Lebenslaute – Rebellion mit Pauken und Trompeten
Kassel 12.05.2020 | Gastbeitrag von Ursula Wöll Krieg durch permanente Aufrüstung und der drohende Klimakollaps sind Gefahren, die uns genauso bedrohen wie die Corona-Pandemie. Nur verlaufen sie quasi unbeachtet hinter unserem Rücken. Fast 2 Billionen Dollar ließen sich die Staaten unserer Erde ihr Militär im Jahr 2019 kosten, allen voran USA und China. Deutschland gab 49,3 Milliarden für Rüstung aus, eine Steigerung um 10 Prozent gegenüber dem Vorjahr. Gegen diesen Wahnsinn protestieren die MusikerInnen der ‚Lebenslaute‘ seit 33 Jahren mit Klassischer Musik. Im August werden sie vor Rheinmetall in Unterlüß Werke von Händel, Brahms, Beethoven sowie Bob Dylans ‚Masters of War‘ spielen und dabei den Firmeneingang symbolisch blockieren.
Nie wieder Krieg
Gerade hat das unabhängige Stockholmer Institut SIPRI (Stockholm International Peace Research Institute) seine Zahlen für das Jahr 2019 veröffentlicht. Ja, 2.000.000.000.000 Dollar betrugen die weltweiten Militärausgaben, Fantastillionen würde Dagobert ungläubig staunen. Davon gaben die 29 Nato-Staaten 1.035 Milliarden, also über die Hälfte aus. Russland kam auf „nur“ 65,1 Milliarden Dollar. Trotzdem wird das Land erneut als militärische Bedrohung dargestellt, gegen die man sich ‚verteidigen‘ müsse. Eine Legitimation muss halt her, ohne sie kann man die jährlich wachsenden Summen nicht rechtfertigen. Wie nötig wäre dieses Geld im sozialen Bereich! Wie nötig bei der Abschaffung der Armut weltweit! Und wie nötig für unsere Selbstachtung als vernunftbegabte Menschen, die bei Konflikten verhandeln anstatt zu töten!

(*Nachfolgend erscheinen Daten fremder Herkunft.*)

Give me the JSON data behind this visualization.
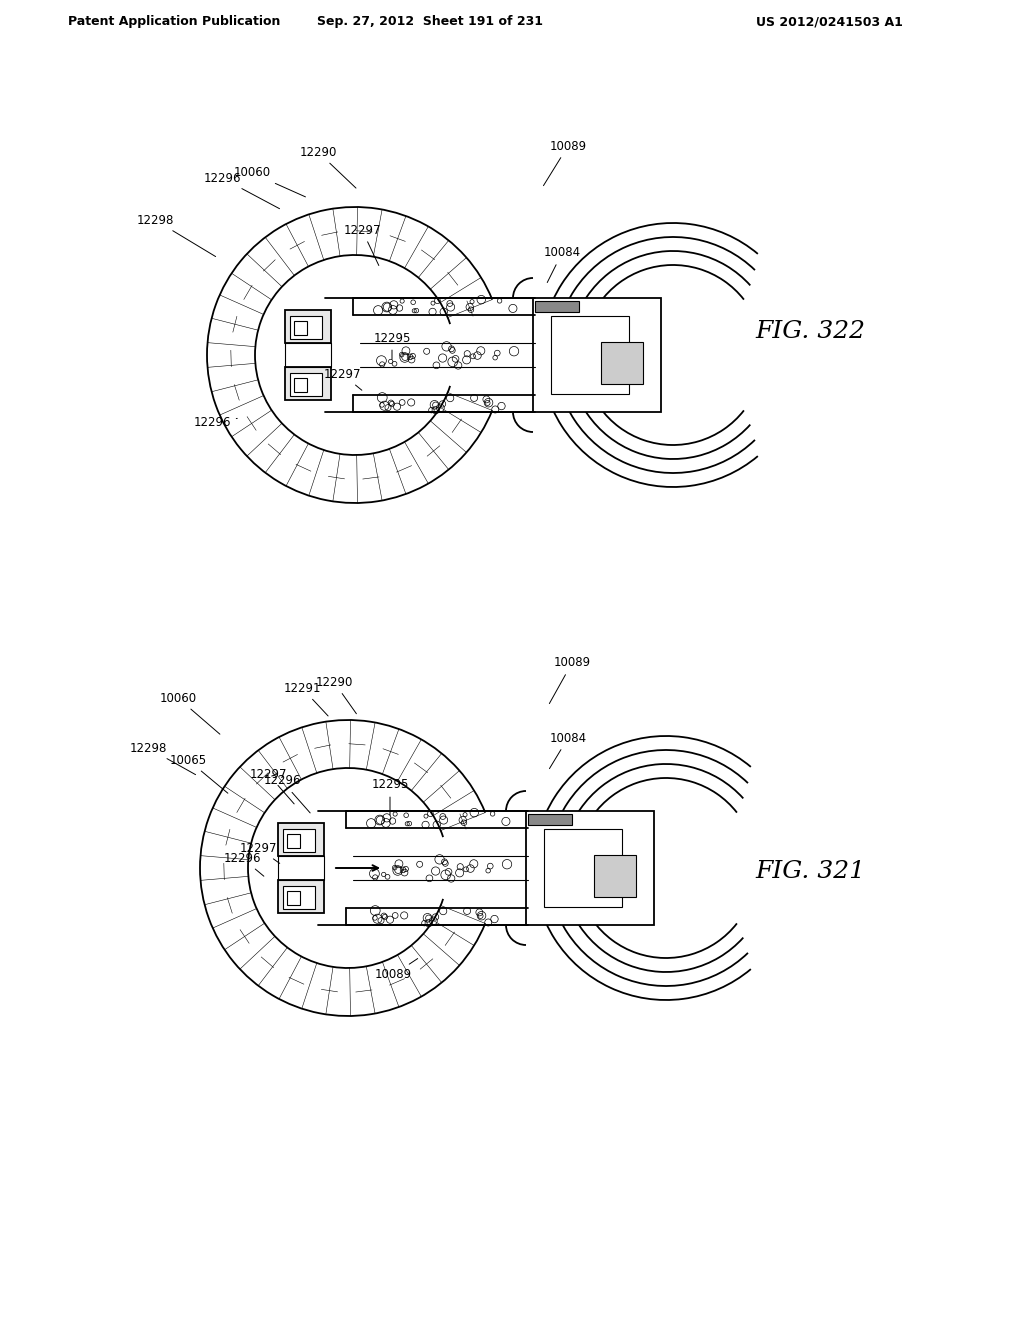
{
  "background": "#ffffff",
  "header_left": "Patent Application Publication",
  "header_mid": "Sep. 27, 2012  Sheet 191 of 231",
  "header_right": "US 2012/0241503 A1",
  "fig322_label": "FIG. 322",
  "fig321_label": "FIG. 321"
}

Für die Utopie einer Welt ohne Waffen finden sich Berufs- und LaienmusikerInnen im Orchester ‚Lebenslaute‘ zusammen, um alljährlich vor einem militärischen Brennpunkt mit Klassischer Musik zu protestieren. Vor dem Bundeswehr-Fliegerhorst Büchel in der Eifel haben sie schon gespielt. Ich habe sie dort erlebt. Alle waren angezogen wie zu einer Theatervorstellung. Sie trugen schwarze Anzüge und Röcke sowie weiße Hemden und Blusen. So kamen sie ordentlich ins Schwitzen, als sie da unter der prallen Sonne hinter ihren Notenständern Bach spielten. Mit ihrer festlichen Aufmachung wollen sie zeigen, dass der oberste Grundsatz bei ihren Aktionen die Gewaltfreiheit ist. Für ihr gewaltfreies Engagement über Jahre erhielt die ‚Lebenslaute‘ im Jahr 2014 den Aachener Friedenspreis.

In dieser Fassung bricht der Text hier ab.